I'm sorry. I like the way it ended.
I like what we did.
As you said at the end, House leaves the party
before anybody asks them to leave the party.
Better to leave early than to leave late.
But I just wouldn't want to do it badly.
So then do it well.
I don't...
Okay, we're going to do it. Thank you.
You've talked me into it.
And just finally, I mean, 177 shows.
I mean, you guys had a hell of a run.
What stays with you?
Oh, um...
Friendship.
Well, that's, of course.
I should have let you give an answer and then do that.
Well, there are all sorts of fragments that pop into my head, you know, just walking down the street,
I could suddenly remember a line or a moment that either went well or went disastrously badly.
But overall, I think I did just love the world that David had created.

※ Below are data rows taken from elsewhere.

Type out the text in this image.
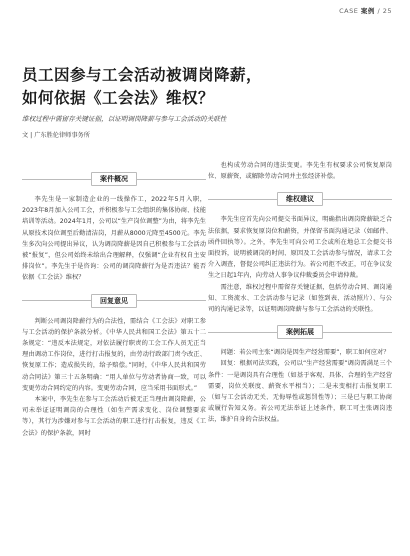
CASE 案例 / 25
员工因参与工会活动被调岗降薪，
如何依据《工会法》维权？
维权过程中需留存关键证据，以证明调岗降薪与参与工会活动的关联性
文 | 广东胜伦律师事务所
案件概况

李先生是一家制造企业的一线操作工，2022年5月入职，2023年8月加入公司工会，并积极参与工会组织的集体协商、技能培训等活动。2024年1月，公司以“生产岗位调整”为由，将李先生从原技术岗位调至后勤清洁岗，月薪从8000元降至4500元。李先生多次向公司提出异议，认为调岗降薪是因自己积极参与工会活动被“报复”，但公司始终未给出合理解释，仅强调“企业有权自主安排岗位”。李先生于是咨询：公司的调岗降薪行为是否违法？能否依据《工会法》维权？

回复意见

判断公司调岗降薪行为的合法性，需结合《工会法》对职工参与工会活动的保护条款分析。《中华人民共和国工会法》第五十二条规定：“违反本法规定，对依法履行职责的工会工作人员无正当理由调动工作岗位，进行打击报复的，由劳动行政部门责令改正、恢复原工作；造成损失的，给予赔偿。”同时，《中华人民共和国劳动合同法》第三十五条明确：“用人单位与劳动者协商一致，可以变更劳动合同约定的内容。变更劳动合同，应当采用书面形式。”

本案中，李先生在参与工会活动后被无正当理由调岗降薪，公司未举证证明调岗的合理性（如生产需求变化、岗位调整要求等），其行为涉嫌对参与工会活动的职工进行打击报复，违反《工会法》的保护条款，同时

也构成劳动合同的违法变更。李先生有权要求公司恢复原岗位、原薪资，或解除劳动合同并主张经济补偿。

维权建议

李先生应首先向公司提交书面异议，明确指出调岗降薪缺乏合法依据，要求恢复原岗位和薪资，并保留书面沟通记录（如邮件、函件回执等）。之外，李先生可向公司工会或所在地总工会提交书面投诉，说明被调岗的时间、原因及工会活动参与情况，请求工会介入调查，督促公司纠正违法行为。若公司拒不改正，可在争议发生之日起1年内，向劳动人事争议仲裁委员会申请仲裁。

需注意，维权过程中需留存关键证据，包括劳动合同、调岗通知、工资流水、工会活动参与记录（如签到表、活动照片）、与公司的沟通记录等，以证明调岗降薪与参与工会活动的关联性。

案例拓展

问题：若公司主张“调岗是因生产经营需要”，职工如何应对？

回复：根据司法实践，公司以“生产经营需要”调岗需满足三个条件：一是调岗具有合理性（如基于客观、具体、合理的生产经营需要，岗位关联度、薪资水平相当）；二是未变相打击报复职工（如与工会活动无关、无侮辱性或惩罚性等）；三是已与职工协商或履行告知义务。若公司无法举证上述条件，职工可主张调岗违法，维护自身的合法权益。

It was sort of real but not.
It was a kind of enchanted forest where, you know, magic.
things happened.
People were brought back from the jaws
of death most of the time.
And it also,
I hope, the fact that it gave
people an understanding of the fact that the
practice of medicine is
almost as much art as
science, that as
brilliant as these people may be,
it's not just a question of a blood test,
you press a button, you get an answer saying
this is what you've got. Some of the stories
we told, I think it's right to say
unfolded over decades.
We had to compress, or David had to compress them, obviously.
But it requires a strange sort of artistry
to actually gauge what is really going wrong in someone's body,
or someone's brain, even.
And I think that was a noble endeavor
to actually remind people of our fragility
and our good fortune in surviving,
because of our fragility,
all sorts of things that I thought were
that still to this day
make me proud. I am immensely proud to have been part of it.
David, what stays with you?
That character. Yeah, I mean, I'm just so
proud and grateful to have been
part of it. And just, it was just such a joy
to be able to
be at my computer and write a line and know
what, not know exactly what he was going to do with it,
but no, I'm going to enjoy
what he does with it.
freed me up to do whatever I want, which is, again, extraordinarily rare.
And even to, that is the one temptation to do more is every now and again, I'll something,
I'll think of something, I'll see something, and I'll wonder what house would have done
with that.
Yeah, it's just that that character is out there, it's just, it's just, it's wonderful.
It's wonderful.
It is.
So were you too.
Ladies and gentlemen, Hugh Lorry, David, Shore.